In the article summary, the authors suggest that the possible cardiovascular benefit of olmesartan with and without ACEi requires further evaluation. However, given the findings from ONTARGET and ALTITUDE, and as olmesartan combined with ACEi did not reduce the composite cardiovascular outcome, further dual therapy trials are not likely to yield positive results. Of particular concern from a cardiovascular perspective from this and from other work is the knowledge that combination therapy increases the risk of potentially life-threatening hyperkalemia.2, 3, 6, 7 In the ORIENT cohort, treatment with olmesartan was associated with greater rates of discontinuation due to hyperkalemia compared with placebo (9.3 vs. 5.3%). Furthermore, as expected when combined with ACEi, the effect of olmesartan therapy on hyperkalemia was additive, leading to greater rates of discontinuation compared with placebo (24 vs. 15%). Although the authors do emphasize that within the first 6 months no participants required acute dialysis, only one patient in each group developed acute renal failure. It is therefore difficult to assess the magnitude of this adverse event compared to a non-study population. This is especially concerning as these relatively high discontinuation rates occurred within the confines of a highly controlled trial setting, where scheduled monitoring for acute electrolyte imbalances are highly regimented. The reader might question whether higher rates of hyperkalemia might occur in a less controlled setting with dual RAS blockade and therefore cause additional harm.

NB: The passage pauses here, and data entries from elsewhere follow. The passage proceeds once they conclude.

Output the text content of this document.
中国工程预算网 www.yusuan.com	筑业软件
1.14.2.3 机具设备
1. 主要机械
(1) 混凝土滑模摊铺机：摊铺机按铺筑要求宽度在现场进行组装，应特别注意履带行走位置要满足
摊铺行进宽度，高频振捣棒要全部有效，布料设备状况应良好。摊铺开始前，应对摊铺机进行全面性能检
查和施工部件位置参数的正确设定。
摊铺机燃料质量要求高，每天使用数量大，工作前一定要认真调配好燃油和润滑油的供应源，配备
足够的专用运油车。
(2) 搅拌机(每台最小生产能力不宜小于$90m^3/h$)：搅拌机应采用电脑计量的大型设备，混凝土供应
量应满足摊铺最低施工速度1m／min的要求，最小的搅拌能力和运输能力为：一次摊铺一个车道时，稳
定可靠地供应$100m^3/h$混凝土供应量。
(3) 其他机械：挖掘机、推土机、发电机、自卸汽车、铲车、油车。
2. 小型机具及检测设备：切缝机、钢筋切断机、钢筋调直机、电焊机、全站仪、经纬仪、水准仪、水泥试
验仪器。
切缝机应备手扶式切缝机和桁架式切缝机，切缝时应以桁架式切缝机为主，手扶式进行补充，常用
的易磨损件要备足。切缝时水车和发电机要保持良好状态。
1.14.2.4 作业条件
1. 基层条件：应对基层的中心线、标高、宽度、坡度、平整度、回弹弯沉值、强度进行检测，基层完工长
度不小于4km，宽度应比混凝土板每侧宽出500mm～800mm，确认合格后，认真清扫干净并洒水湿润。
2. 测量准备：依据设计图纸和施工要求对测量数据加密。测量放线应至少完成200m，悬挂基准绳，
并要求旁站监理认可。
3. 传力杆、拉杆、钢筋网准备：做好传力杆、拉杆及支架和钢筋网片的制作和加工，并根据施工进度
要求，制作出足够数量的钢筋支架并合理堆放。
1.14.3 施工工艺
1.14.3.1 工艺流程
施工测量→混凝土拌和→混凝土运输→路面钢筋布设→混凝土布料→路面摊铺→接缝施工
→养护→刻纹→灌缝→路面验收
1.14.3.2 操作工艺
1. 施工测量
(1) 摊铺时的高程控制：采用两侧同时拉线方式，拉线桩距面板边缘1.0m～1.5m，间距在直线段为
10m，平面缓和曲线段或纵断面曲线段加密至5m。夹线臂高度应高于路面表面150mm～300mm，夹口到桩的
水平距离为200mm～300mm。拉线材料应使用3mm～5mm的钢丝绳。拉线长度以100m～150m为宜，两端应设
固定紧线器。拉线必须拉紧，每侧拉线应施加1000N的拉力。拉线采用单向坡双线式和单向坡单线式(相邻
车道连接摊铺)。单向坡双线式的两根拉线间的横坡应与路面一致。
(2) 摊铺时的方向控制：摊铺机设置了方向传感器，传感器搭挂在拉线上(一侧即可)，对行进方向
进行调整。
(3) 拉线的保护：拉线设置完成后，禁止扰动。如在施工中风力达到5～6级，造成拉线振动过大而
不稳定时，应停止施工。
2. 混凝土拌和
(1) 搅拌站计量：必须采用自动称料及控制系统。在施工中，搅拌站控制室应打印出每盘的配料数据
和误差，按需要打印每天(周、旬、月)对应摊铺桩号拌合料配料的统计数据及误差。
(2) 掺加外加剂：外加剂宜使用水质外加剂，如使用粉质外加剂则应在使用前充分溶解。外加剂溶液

So what is the clinician to do with patients who have type 2 diabetes and overt nephropathy, especially when proteinuria is inadequately treated with an ACEi or an ARB or a direct renin inhibitor? The best level of evidence suggests that salt restriction and the addition of an appropriate diuretic can exert significant effects on blood pressure and proteinuria and can, most importantly, increase the renal protective effect of RAS blockers on important clinical outcomes.8, 9 In addition, researchers in this field have been tantalized by interesting preliminary findings using agents that lower uric acid, and by the activation of vitamin D-related pathways.10, 11 Both uric acid lowering and vitamin D agonists have been associated with positive effects on blood pressure and proteinuria in patients with nephropathy, in part through suppression of the RAS. Finally, the recently approved oral hypoglycemic drug class called ‘sodium-glucose cotransport-2 (SGTL2) inhibitors’ exert renal protective effects in animals, and also lower blood pressure in humans, which may be in part through diuretic effects.12 Owing to their unique mechanism of action on tubuloglomerular feedback and sodium handling, SGLT2 inhibitors should also be studied as adjunctive therapies to RAS inhibitors in future work.13 However, these agents will have to demonstrate protective effects on other relevant renal an cardiovascular end points before entering into widespread clinical use.

Is there any hope for dual RAS blockade in future studies? The VA NEPHRON-D study, which is not yet complete, will assess the effect of combination of losartan and lisinopril, compared with losartan monotherapy, on the progression of diabetic kidney disease in 1850 patients with overt proteinuria. The primary end points of the trial are time to (1) reduction in eGFR of >50%; (2) reduction in eGFR of 30 ml min−1 per 1.73 m2; (3) progression to ESRD (need for dialysis, renal transplant or eGFR<15 ml min−1 per 1.73 m2; or (4) death. The secondary end point is time to change in eGFR or ESRD. Tertiary end points are cardiovascular events, and slopes for eGFR and albuminuria at 1 year. Given existing trial data it seems increasingly unlikely that dual blockade in VA NEPHRON-D will demonstrate protective effects. Nevertheless, this study is needed to focus on important primary renal outcomes, and may help to settle some of the questions raised by Imai et al. around cardiovascular protective effects from dual blockade.